In a statement provided to CNN by Trump’s spokesperson, the former President did not weigh in on the merits of the decision, but criticized Manigault Newman personally.
“Nobody in her life has done more for Omarosa than a man named Donald Trump,” he said. “Unfortunately, like certain others, she forgot all about that — which is fine with me!”
The book by Manigault Newman, who was previously best known for her polarizing character on NBC’s “The Apprentice,” painted a damning portrait of the former President. In it, she describes a mentally waning, racist and lewd, charismatic but emotionally abusive, man overseeing a conniving cast of aides and family members whose varied goals rarely include the betterment of the nation.
Manigault Newman insists her firing from the White House was because she knew too much about a possible audio recording of Trump uttering a racial epithet, which she claims was the subject of deep consternation among campaign — and later White House — aides. Manigault Newman provides no proof of the alleged recording.

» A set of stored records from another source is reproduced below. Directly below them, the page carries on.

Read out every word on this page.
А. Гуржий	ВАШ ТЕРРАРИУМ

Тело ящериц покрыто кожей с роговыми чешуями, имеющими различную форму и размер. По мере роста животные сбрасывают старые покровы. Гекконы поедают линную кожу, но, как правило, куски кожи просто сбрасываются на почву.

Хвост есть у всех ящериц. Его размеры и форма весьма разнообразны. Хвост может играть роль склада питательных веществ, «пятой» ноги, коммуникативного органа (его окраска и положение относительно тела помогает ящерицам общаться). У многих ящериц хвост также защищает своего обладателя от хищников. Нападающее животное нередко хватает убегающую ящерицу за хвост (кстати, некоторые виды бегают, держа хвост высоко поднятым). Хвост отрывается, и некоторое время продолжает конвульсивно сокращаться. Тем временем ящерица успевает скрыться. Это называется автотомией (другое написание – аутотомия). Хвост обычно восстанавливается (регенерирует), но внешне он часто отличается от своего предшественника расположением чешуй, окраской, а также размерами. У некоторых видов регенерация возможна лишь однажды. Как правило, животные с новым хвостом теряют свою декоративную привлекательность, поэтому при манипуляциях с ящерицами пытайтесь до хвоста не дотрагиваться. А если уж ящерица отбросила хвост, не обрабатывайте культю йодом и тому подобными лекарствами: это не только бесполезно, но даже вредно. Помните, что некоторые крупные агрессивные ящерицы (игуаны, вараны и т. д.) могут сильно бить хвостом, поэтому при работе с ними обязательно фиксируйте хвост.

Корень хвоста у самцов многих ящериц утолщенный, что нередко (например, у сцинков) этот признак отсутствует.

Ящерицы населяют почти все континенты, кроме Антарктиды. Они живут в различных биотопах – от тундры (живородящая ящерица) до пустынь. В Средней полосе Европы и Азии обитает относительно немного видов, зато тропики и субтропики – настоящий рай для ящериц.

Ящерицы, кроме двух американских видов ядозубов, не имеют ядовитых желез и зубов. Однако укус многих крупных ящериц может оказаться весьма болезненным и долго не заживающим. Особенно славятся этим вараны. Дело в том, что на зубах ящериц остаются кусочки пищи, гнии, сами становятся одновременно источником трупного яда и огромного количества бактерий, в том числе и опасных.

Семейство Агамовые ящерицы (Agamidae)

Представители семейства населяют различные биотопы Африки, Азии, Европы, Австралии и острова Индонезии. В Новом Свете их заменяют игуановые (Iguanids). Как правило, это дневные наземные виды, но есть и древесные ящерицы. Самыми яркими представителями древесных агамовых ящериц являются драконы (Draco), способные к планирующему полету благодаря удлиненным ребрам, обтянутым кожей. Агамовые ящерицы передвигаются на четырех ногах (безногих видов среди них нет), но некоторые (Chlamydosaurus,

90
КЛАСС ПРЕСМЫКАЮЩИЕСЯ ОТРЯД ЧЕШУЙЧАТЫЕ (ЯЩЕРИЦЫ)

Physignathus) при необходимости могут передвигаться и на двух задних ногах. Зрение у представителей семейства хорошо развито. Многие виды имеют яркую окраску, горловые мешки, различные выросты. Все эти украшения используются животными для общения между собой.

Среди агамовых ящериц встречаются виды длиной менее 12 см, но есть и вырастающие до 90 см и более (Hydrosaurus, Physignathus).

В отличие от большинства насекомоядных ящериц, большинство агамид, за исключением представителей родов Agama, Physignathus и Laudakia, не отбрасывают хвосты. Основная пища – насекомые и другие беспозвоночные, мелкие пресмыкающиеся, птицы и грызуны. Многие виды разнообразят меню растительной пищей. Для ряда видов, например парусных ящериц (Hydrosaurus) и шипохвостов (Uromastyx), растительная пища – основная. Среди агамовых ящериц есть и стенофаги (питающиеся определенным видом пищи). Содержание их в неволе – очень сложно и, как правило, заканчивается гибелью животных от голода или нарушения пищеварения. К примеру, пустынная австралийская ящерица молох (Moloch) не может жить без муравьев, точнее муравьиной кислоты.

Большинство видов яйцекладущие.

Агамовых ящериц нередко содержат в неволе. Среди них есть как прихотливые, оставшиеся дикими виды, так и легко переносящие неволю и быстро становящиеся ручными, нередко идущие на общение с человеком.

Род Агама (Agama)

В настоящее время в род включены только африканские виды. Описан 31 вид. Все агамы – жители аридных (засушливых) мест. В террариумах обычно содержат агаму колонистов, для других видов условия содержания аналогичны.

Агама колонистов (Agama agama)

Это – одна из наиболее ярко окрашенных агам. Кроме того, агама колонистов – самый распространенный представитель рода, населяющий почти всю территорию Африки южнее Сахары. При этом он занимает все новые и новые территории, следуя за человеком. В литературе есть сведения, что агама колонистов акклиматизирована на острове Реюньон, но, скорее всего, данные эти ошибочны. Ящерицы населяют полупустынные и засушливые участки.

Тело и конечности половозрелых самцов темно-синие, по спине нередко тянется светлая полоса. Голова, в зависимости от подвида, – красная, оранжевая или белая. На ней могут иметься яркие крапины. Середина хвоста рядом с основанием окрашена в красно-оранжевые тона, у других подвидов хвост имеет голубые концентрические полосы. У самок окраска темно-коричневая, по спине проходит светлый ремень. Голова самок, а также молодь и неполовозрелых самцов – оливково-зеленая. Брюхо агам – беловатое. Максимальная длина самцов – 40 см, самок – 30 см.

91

She writes she turned down an offer from Trump’s daughter-in-law to sign a nondisclosure agreement in exchange for a job on the President’s reelection campaign paying $15,000 per month. The book did not include a copy of the nondisclosure agreement, but The Washington Post had said it reviewed it.
Among other things, Manigault Newman, who was in charge of Trump’s African American outreach, also recounts instances that made her rethink her loyalties to the President and the administration, particularly in the wake of the White supremacist rally in Charlottesville in August 2017.
“Donald Trump, who would attack civil rights icons and professional athletes, who would go after grieving black widows, who would say there were good people on both sides, who endorsed an accused child molester; Donald Trump, and his decisions and his behavior, was harming the country. I could no longer be a part of this madness,” she wrote.
Still lingering is the 2019 lawsuit that the Justice Department filed in federal court that alleged that Manigault Newman failed to file a financial disclosure report after she was fired from the White House in 2017. The judge in that case has been fully briefed on the DOJ’s motion for summary judgment but has not yet ruled on the motion.